Pink Floyd played the Liverpool Empire in November 1974 on their Wish You Were Here tour with a brilliant programme. The Pink Floyd Super All-Action Official Music Programme for Boys and Girls was a 16-page comic with a colour cover. The main elements were two-page comic strips based on alter-egos for each of the band: |
- 'Rog of the Rovers' with Roger Waters as a footballing hero in the style of 'Roy of the Rovers' in the Tiger comic
- 'Captain Mason R.N.' was the alter-ego of Nick Mason in the sort of wartime strip you might have seen in Victor or Valiant comics
- 'Rich Right' was a 'strip' cartoon seen in the likes of Penthouse or Playboy for Richard Wright;
- and, finally, 'The Exploits of Dave Derring' created the speedway hero of Dave Gilmour's dreams.
As well as these, there was:
- the colour cover by Paul Stubbs showing two Marvel-type characters approaching the Pink Floyd pyramid in a spaceship. The dialogue bubbles were: 'What is it?
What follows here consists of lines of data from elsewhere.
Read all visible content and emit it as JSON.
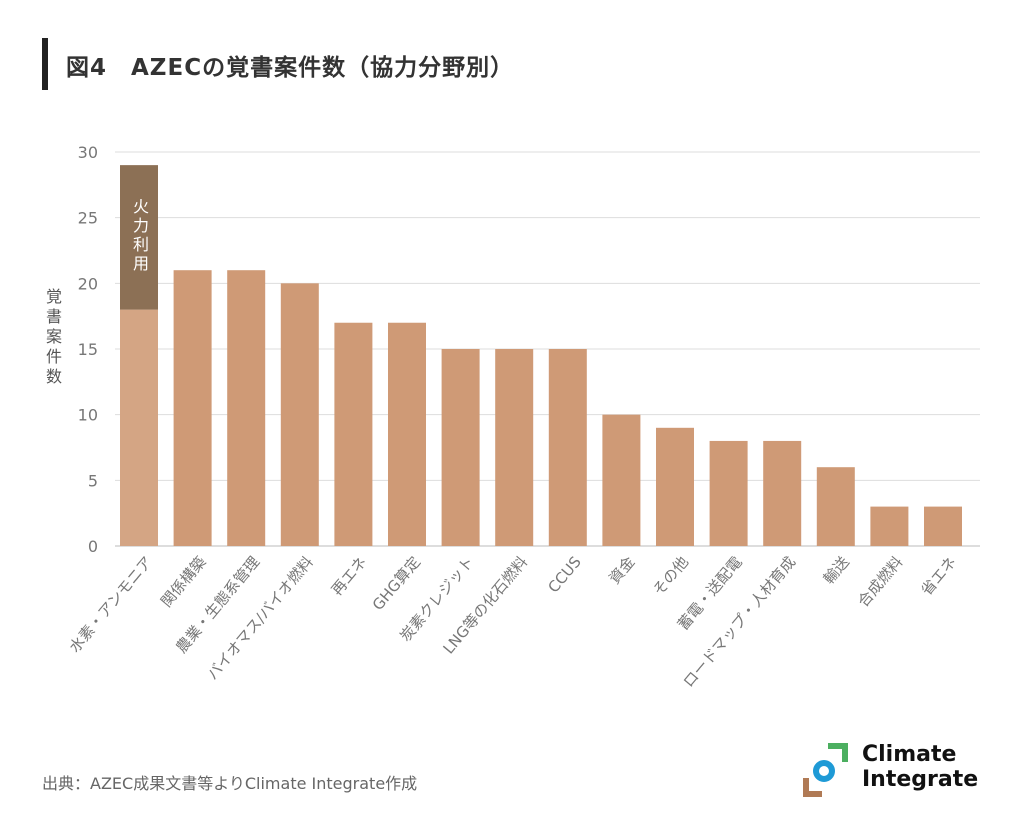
{
  "title": "図4　AZECの覚書案件数（協力分野別）",
  "source": "出典：AZEC成果文書等よりClimate Integrate作成",
  "logo": {
    "line1": "Climate",
    "line2": "Integrate"
  },
  "colors": {
    "bar": "#cf9a76",
    "stack_base": "#d4a584",
    "stack_top": "#8c7055",
    "grid": "#dddddd",
    "axis_text": "#777777"
  },
  "chart_data": {
    "type": "bar",
    "ylabel": "覚書案件数",
    "ylim": [
      0,
      30
    ],
    "yticks": [
      0,
      5,
      10,
      15,
      20,
      25,
      30
    ],
    "grid": true,
    "categories": [
      "水素・アンモニア",
      "関係構築",
      "農業・生態系管理",
      "バイオマス/バイオ燃料",
      "再エネ",
      "GHG算定",
      "炭素クレジット",
      "LNG等の化石燃料",
      "CCUS",
      "資金",
      "その他",
      "蓄電・送配電",
      "ロードマップ・人材育成",
      "輸送",
      "合成燃料",
      "省エネ"
    ],
    "values": [
      29,
      21,
      21,
      20,
      17,
      17,
      15,
      15,
      15,
      10,
      9,
      8,
      8,
      6,
      3,
      3
    ],
    "stack": {
      "category": "水素・アンモニア",
      "base": 18,
      "top": 11,
      "top_label": "火力利用"
    }
  }
}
Could there be any form of creative intelligence out there?' with the reply, 'I don't know, Storm ... but I'm getting nil response from my transfer globe.'
- page 2 gave all the credits for the tour, including for the programme: Hipgnosis & Nick Mason; Gerald Scarfe – whom Pink Floyd later worked with on The Wall; and fantastic illustrators in Paul Stubbs; Joe Petagno; Colin Elgie; Richard Evans; and Dave Gale. The printing was done by John Bloom Printers.
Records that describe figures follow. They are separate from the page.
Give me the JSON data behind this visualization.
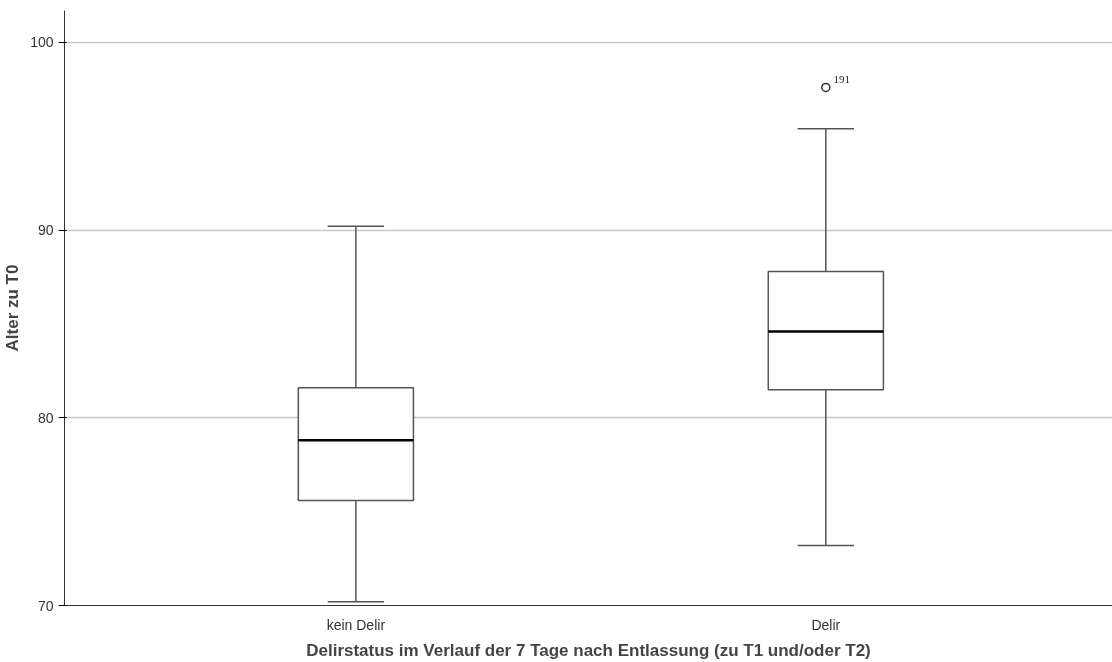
{
  "chart_data": {
    "type": "box",
    "xlabel": "Delirstatus im Verlauf der 7 Tage nach Entlassung (zu T1 und/oder T2)",
    "ylabel": "Alter zu T0",
    "categories": [
      "kein Delir",
      "Delir"
    ],
    "boxes": [
      {
        "low": 70.2,
        "q1": 75.6,
        "median": 78.8,
        "q3": 81.6,
        "high": 90.2
      },
      {
        "low": 73.2,
        "q1": 81.5,
        "median": 84.6,
        "q3": 87.8,
        "high": 95.4,
        "outliers": [
          97.6
        ]
      }
    ],
    "ylim": [
      70,
      101.7
    ],
    "yticks": [
      70,
      80,
      90,
      100
    ],
    "grid": "y",
    "annotations": [
      "191"
    ]
  }
}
- page 5 gave the 'life lines' for each of the band;
- the centre spread was a Gerald Scarfe cartoon of the band dated October 1974;
- page 12 is a quiz (did you know the Italian film director Michelangelo Blow-Up Antonioni tore the Floyd's film score to pieces?);
- page 15 gave the lyrics to 'Shine on You Crazy Diamond' (released on Wish You Were Here'); 'Raving and Drooling' (a version of which called 'Sheep' is on Animals); and 'Gotta Be Crazy', also on Animals;
- the colour back cover gave instructions for forming the 'Pink Floyd Lucky Pyramid Sign'.
- The Rich Right (He's rich and He's Right!) cartoon by Joe Petagno made reference to films, music, books and cartoon characters, including:
- Charlton Heston (shouting Annie Goni! – Annigoni, the Italian painter?);
- Alex from the Burgess / Kubrick film Clockwork Orange as a party crasher ('Rich, I understand you own a cork hawk with a forked dork?');
- Mad magazine's Alfred E. Neuman mascot;
- Rupert the Bear ('Gotta find Brumas');
- the fakir is chanting 'Needles and Pins Uh!' – a No 1 hit for the Searchers in 1964;
- a pipe-smoking Hugh Hefner, founder of Playboy magazine, is at the bottom right ('Find out which side he dresses').